LETTER 222. TO J.D. HOOKER. Freshwater, Isle of Wight, July 28th .
I am glad to hear that you are going (222/1. In his Presidential Address at Norwich.) to touch on the statement that the belief in Natural Selection is passing away. I do not suppose that even the "Athenaeum" would pretend that the belief in the common descent of species is passing away, and this is the more important point. This now almost universal belief in the evolution (somehow) of species, I think may be fairly attributed in large part to the "Origin." It would be well for you to look at the short Introduction of Owen's "Anat. of Invertebrates," and see how fully he admits the descent of species.
Of the "Origin," four English editions, one or two American, two French, two German, one Dutch, one Italian, and several (as I was told) Russian editions. The translations of my book on "Variation under Domestication" are the results of the "Origin;" and of these two English, one American, one German, one French, one Italian, and one Russian have appeared, or will soon appear. Ernst Hackel wrote to me a week or two ago, that new discussions and reviews of the "Origin" are continually still coming out in Germany, where the interest on the subject certainly does not diminish. I have seen some of these discussions, and they are good ones. I apprehend that the interest on the subject has not died out in North America, from observing in Professor and Mrs. Agassiz's Book on Brazil how exceedingly anxious he is to destroy me. In regard to this country, every one can judge for himself, but you would not say interest was dying out if you were to look at the last number of the "Anthropological Review," in which I am incessantly sneered at. I think Lyell's "Principles" will produce a considerable effect. I hope I have given you the sort of information which you want. My head is rather unsteady, which makes my handwriting worse than usual.
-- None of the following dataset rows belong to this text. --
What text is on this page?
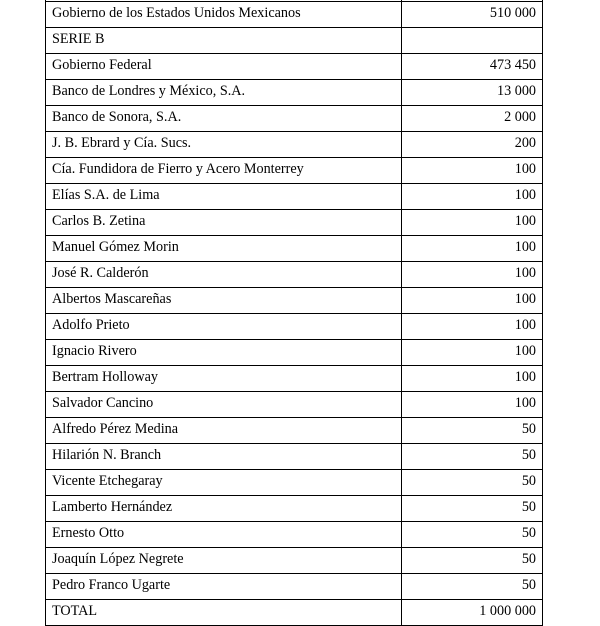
Gobierno de los Estados Unidos Mexicanos	510 000
SERIE B	
Gobierno Federal	473 450
Banco de Londres y México, S.A.	13 000
Banco de Sonora, S.A.	2 000
J. B. Ebrard y Cía. Sucs.	200
Cía. Fundidora de Fierro y Acero Monterrey	100
Elías S.A. de Lima	100
Carlos B. Zetina	100
Manuel Gómez Morin	100
José R. Calderón	100
Albertos Mascareñas	100
Adolfo Prieto	100
Ignacio Rivero	100
Bertram Holloway	100
Salvador Cancino	100
Alfredo Pérez Medina	50
Hilarión N. Branch	50
Vicente Etchegaray	50
Lamberto Hernández	50
Ernesto Otto	50
Joaquín López Negrete	50
Pedro Franco Ugarte	50
TOTAL	1 000 000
If you argue about the non-acceptance of Natural Selection, it seems to me a very striking fact that the Newtonian theory of gravitation, which seems to every one now so certain and plain, was rejected by a man so extraordinarily able as Leibnitz. The truth will not penetrate a preoccupied mind.
Wallace (222/2. Wallace, "Westminster Review," July, 1867. The article begins: "There is no more convincing proof of the truth of a comprehensive theory, than its power of absorbing and finding a place for new facts, and its capability of interpreting phenomena, which had been previously looked upon as unaccountable anomalies..." Mr. Wallace illustrates his statement that "a false theory will never stand this test," by Edward Forbes' "polarity" speculations (see page 84 of the present volume) and Macleay's "Circular" and "Quinarian System" published in his "Horae Entomologicae," 1821, and developed by Swainson in the natural history volumes of "Lardner's Cabinet Cyclopaedia." Mr. Wallace says that a "considerable number of well-known naturalists either spoke approvingly of it, or advocated similar principles, and for a good many years it was decidedly in the ascendant...yet it quite died out in a few short years, its very existence is now a matter of history, and so rapid was its fall that...Swainson, perhaps, lived to be the last man who believed in it. Such is the course of a false theory. That of a true one is very different, as may be well seen by the progress of opinion on the subject of Natural Selection."